Тавора говорила: — …погром. Виканам на родине нужны вы. И Темул. Увы, лошадей взять не удастся — корабль Сухаря слишком мал — но мы переправим туда каждого викана на бортах флота. Прошу приготовиться. И благодарю за все, что вы для нас сделали.
Нил первый спустился на среднюю палубу. Нетер пошла за ним — но повернулась к Бутылу. Тот шлепнулся на палубу, прижавшись спиной к фальшборту. Она взирала на него долго… пока некий инстинкт не заставил его открыть глаза.
— Когда закончишь там, — сказала Нетер, — возвращайся.
И ушла. Бутыл пялился ей вслед, на лице читалось ошеломление.
Скрипач отвернулся. 'Везучий ублюдок.
Или нет…'
Он пошел на нос. Поглядел на Малаз. Огни тут и там, дым пожаров, вонь смерти.
'Калам Мекхар, дружище.
Прощай'.
Забавно, но на краю жизни его удержала большая потеря крови. Кровь и яд вытекали из ран, пока он корчился, ослепнув от боли в мышцах, от грохота сердца, отдававшегося в черепе.
Он продолжал драться. Шаг, еще шаг. Он сложился пополам, когда мука внезапно возросла, распиная его — и немного отступила, позволив сделать вдох, передвинуть ногу. И вторую.
Он дошел до угла, с трудом поднял голову. Но в глазах бушевало пламя; он не видел окружающего мира. Пока что… инстинкт, следование хранимой в памяти карте — карте, порванной агонией в клочья.
Он близко. Он чуял его.
Калам Мекхар пошарил руками, чтобы опереться о стену. Стены не оказалось, он упал, тяжко ударившись о камни; ноги подвернулись, и он свернулся в клубок, терзаемый бесконечной болью.

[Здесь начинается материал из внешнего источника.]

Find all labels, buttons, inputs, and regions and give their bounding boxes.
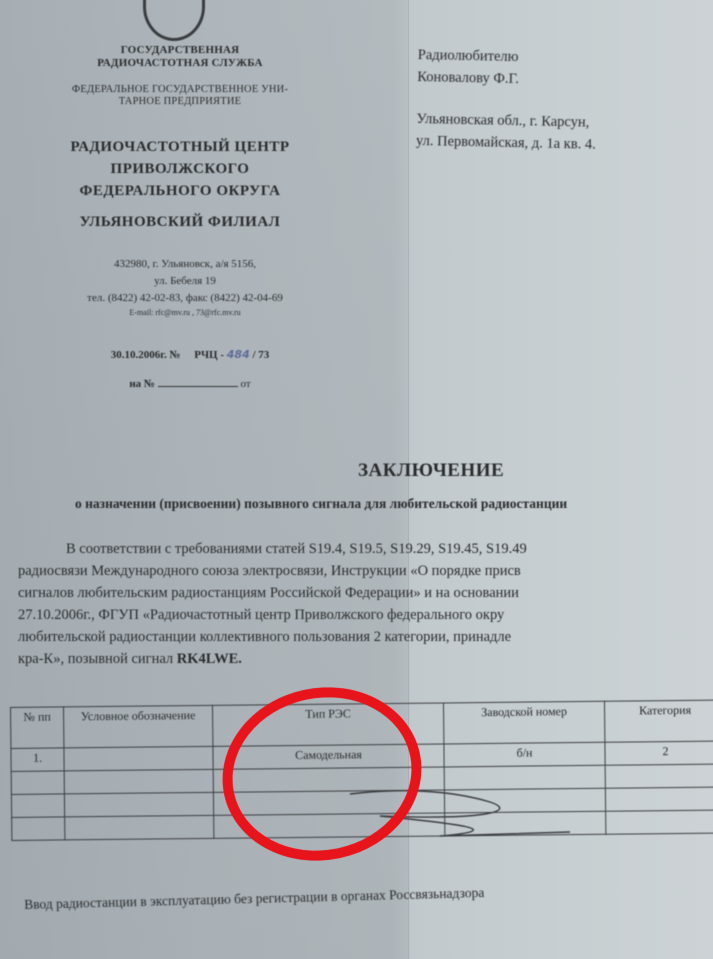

Пропал. Тут должна быть стена, угол. Карта подвела. Слишком поздно. Он ощущал, как отмирают ноги. Руки. В позвоночник вонзилось расплавленное копье огня.
Висок холодел, прикоснувшись к мокрому камню.
Ну, умирать так умирать. Мастерство ассасина всегда оборачивается против своего хозяина. Что в мире может быть справедливее, честнее…
Стоящий в десяти шагах Темный Трон оскалился: — Вставай, дурак. Ты почти там. Вставай! — Но тело не шевелилось.